COACH IZZO: Well, I learned from maybe one of the best, Mike Krzyzewski, if you listen to him talk about why he's had so much success in the tournament, he talks about winning the weekend. We didn't prepare for anybody else coming in. I mean, we maybe took a few things that we think those other teams will do, if it would be pressing or playing more zone or this and that, because the object when you get your program to the point where Ben and I are, that winning the game doesn't really -- that doesn't excite you as much as winning the weekend and moving on.
So for a player, we make sure they don't look ahead. For coaches, I think we're looking at the whole weekend, and my assistants are preparing for the other teams. But this is a little bit of new territory for us, too. Not very often have we been a 10 seed, and usually you're hoping you are a better chance of winning the first game. This year we're the worse seed. So we'll put a little more emphasis just an UCLA and yet the objective of Michigan State is to try to win the weekend.
Q. You've had down years, you've had rebuilding years, and you still made it to the first or second round. UCLA had a down year last year and went 14 and 18, I think only the second or third losing season since 1948. Just knowing UCLA and Coach Howland, what went so wrong for that team in your opinion? And are you surprised that they've gotten back on the horse so quickly?
COACH IZZO: No and no, I'm not surprised. I talked to Ben about it last year, called him during the year. We talked a couple times. When you lose players -- every program is different, and sometimes we see someone lose a lot of players, and they just happen to be able to get great players. But 99 percent of the programs can't do that. And when you lose them early or lose them by surprise, which he's had a couple guys that -- yeah, could go but probably he'll stay one more year, then all of a sudden they'll go.
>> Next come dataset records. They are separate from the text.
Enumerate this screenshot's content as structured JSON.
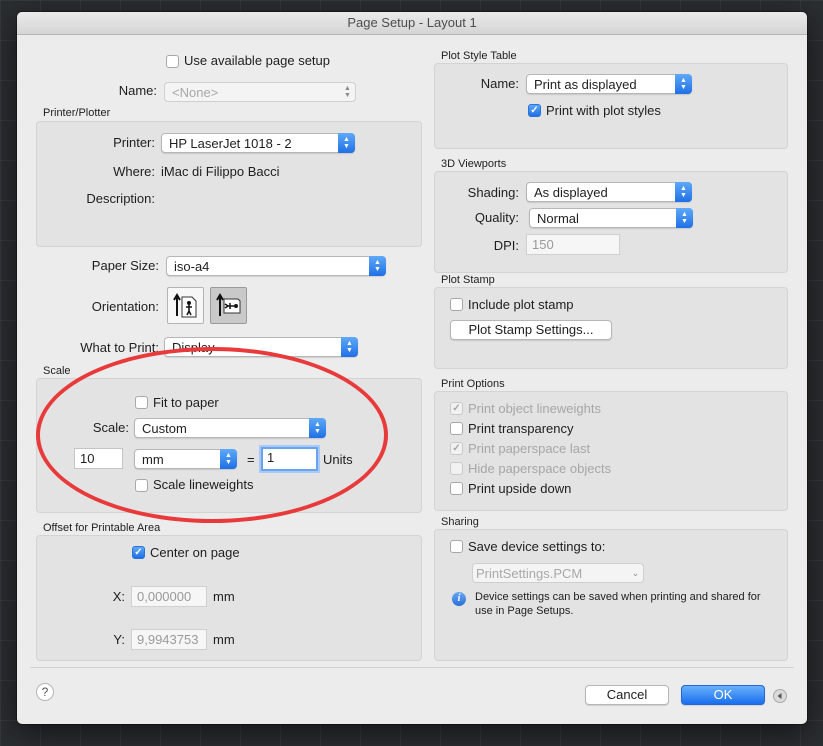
{
  "window": {
    "title": "Page Setup - Layout 1"
  },
  "page_setup": {
    "use_available_label": "Use available page setup",
    "use_available_checked": false,
    "name_label": "Name:",
    "name_value": "<None>"
  },
  "printer": {
    "section_title": "Printer/Plotter",
    "printer_label": "Printer:",
    "printer_value": "HP LaserJet 1018 - 2",
    "where_label": "Where:",
    "where_value": "iMac di Filippo Bacci",
    "description_label": "Description:"
  },
  "paper": {
    "paper_size_label": "Paper Size:",
    "paper_size_value": "iso-a4",
    "orientation_label": "Orientation:",
    "portrait_icon": "portrait-orientation-icon",
    "landscape_icon": "landscape-orientation-icon",
    "what_to_print_label": "What to Print:",
    "what_to_print_value": "Display"
  },
  "scale": {
    "section_title": "Scale",
    "fit_to_paper_label": "Fit to paper",
    "fit_to_paper_checked": false,
    "scale_label": "Scale:",
    "scale_value": "Custom",
    "paper_value": "10",
    "unit_value": "mm",
    "equals": "=",
    "drawing_units_value": "1",
    "units_label": "Units",
    "lineweights_label": "Scale lineweights",
    "lineweights_checked": false
  },
  "offset": {
    "section_title": "Offset for Printable Area",
    "center_label": "Center on page",
    "center_checked": true,
    "x_label": "X:",
    "x_value": "0,000000",
    "x_unit": "mm",
    "y_label": "Y:",
    "y_value": "9,9943753",
    "y_unit": "mm"
  },
  "plot_style": {
    "section_title": "Plot Style Table",
    "name_label": "Name:",
    "name_value": "Print as displayed",
    "print_with_styles_label": "Print with plot styles",
    "print_with_styles_checked": true
  },
  "viewports": {
    "section_title": "3D Viewports",
    "shading_label": "Shading:",
    "shading_value": "As displayed",
    "quality_label": "Quality:",
    "quality_value": "Normal",
    "dpi_label": "DPI:",
    "dpi_value": "150"
  },
  "plot_stamp": {
    "section_title": "Plot Stamp",
    "include_label": "Include plot stamp",
    "include_checked": false,
    "settings_button": "Plot Stamp Settings..."
  },
  "print_options": {
    "section_title": "Print Options",
    "items": [
      {
        "label": "Print object lineweights",
        "checked": true,
        "enabled": false
      },
      {
        "label": "Print transparency",
        "checked": false,
        "enabled": true
      },
      {
        "label": "Print paperspace last",
        "checked": true,
        "enabled": false
      },
      {
        "label": "Hide paperspace objects",
        "checked": false,
        "enabled": false
      },
      {
        "label": "Print upside down",
        "checked": false,
        "enabled": true
      }
    ]
  },
  "sharing": {
    "section_title": "Sharing",
    "save_label": "Save device settings to:",
    "save_checked": false,
    "file_value": "PrintSettings.PCM",
    "info_icon": "info-icon",
    "info_text": "Device settings can be saved when printing and shared for use in Page Setups."
  },
  "footer": {
    "help_label": "?",
    "cancel_label": "Cancel",
    "ok_label": "OK",
    "expand_icon": "disclosure-arrow-icon"
  },
  "annotation": {
    "color": "#e8393b"
  },
  "colors": {
    "accent": "#1f70e6",
    "dialog_bg": "#ececec"
  }
}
I think Westbrook was a guy I don't think anybody predicted he'd be out of there when he was, and rightfully so, look how good he is. But that rocks a program like 90 percent of ours, 95 percent of ours.
So that didn't surprise me that they had the dropoff. I mean, UConn had one, Syracuse has had them. You look at the other -- it has impressed me that he's gotten it back so quick, but then you look at some of the talent they've recruited. He can coach now. The guy can coach. I'd say no, it doesn't surprise me either way, one, that they fell off some because of what they lost, and that they're back quick because of who he is and his staff. He's got a very good staff, too.